Data collected from the test locations were
compared with free space, and Okumura-
Hata model’s calculations for path loss. The
result obtained clearly depicts that the
Okumura-Hata model predicts better even
with increasing distances from the Base
transceiver Stations
2. TYPE OF PATH-LOSS
PROPAGATION PREDICTION
MODELS
2.1. Theoretical models
It is derived by physical hypothetical
assumption, in addition to some moderate
conditions. For instance, when we consider
the over-rooftop, diffraction model is derived
using physical optics, assuming constant
heights and spacing of buildings [5]. The
propagation models are divided into two
basic types; namely: Free space propagation
and Plane earth propagation model.
2.1.1 Free Space Propagation Model
In free space, the wave is not reflected or
absorbed. Ideal propagation implies equal
radiation in all directions from the radiating
source and propagation to an infinite
distance with no degradation.

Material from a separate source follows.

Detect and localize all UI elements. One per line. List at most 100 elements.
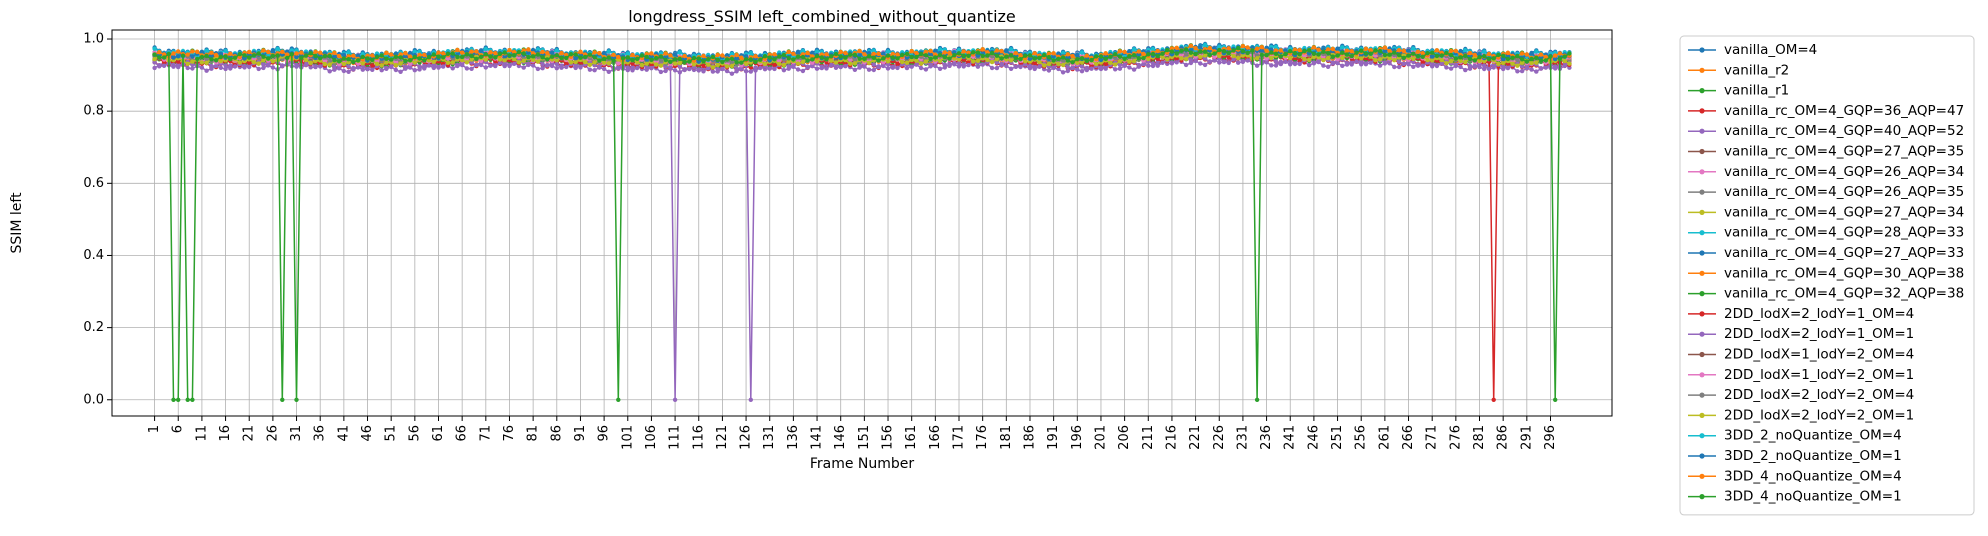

Spreading the
power over greater areas causes attenuation.
Equation (1) illustrates how the power flux
is calculated.
Pd = Pt / 4πd² (1)
Where Pt is known as transmitted power
(W/m2) and Pd is the power at a distance d
from antenna. If the radiating element is
generating a fixed power and this power is
spread over an ever-expanding sphere, the
energy will be spread more thinly as the
sphere expands.
By having identified the power flux
density at any point of a given distance
from the radiator, if a receiver antenna is
placed at this point, the power received by
the antenna can be calculated. The
formulas for calculating the effective
antenna aperture and received power are
shown in equations (2) and (3) below. The
amount of power ‘captured’ by the
antenna at the required distance d, depends
upon the ‘effective aperture’ of the
antenna and the power flux density at the
receiving element. Actual power received
by the antenna depends on the following:
(a) The aperture of receiving antenna Ao,
(b) the wavelength of received signal λ, (c)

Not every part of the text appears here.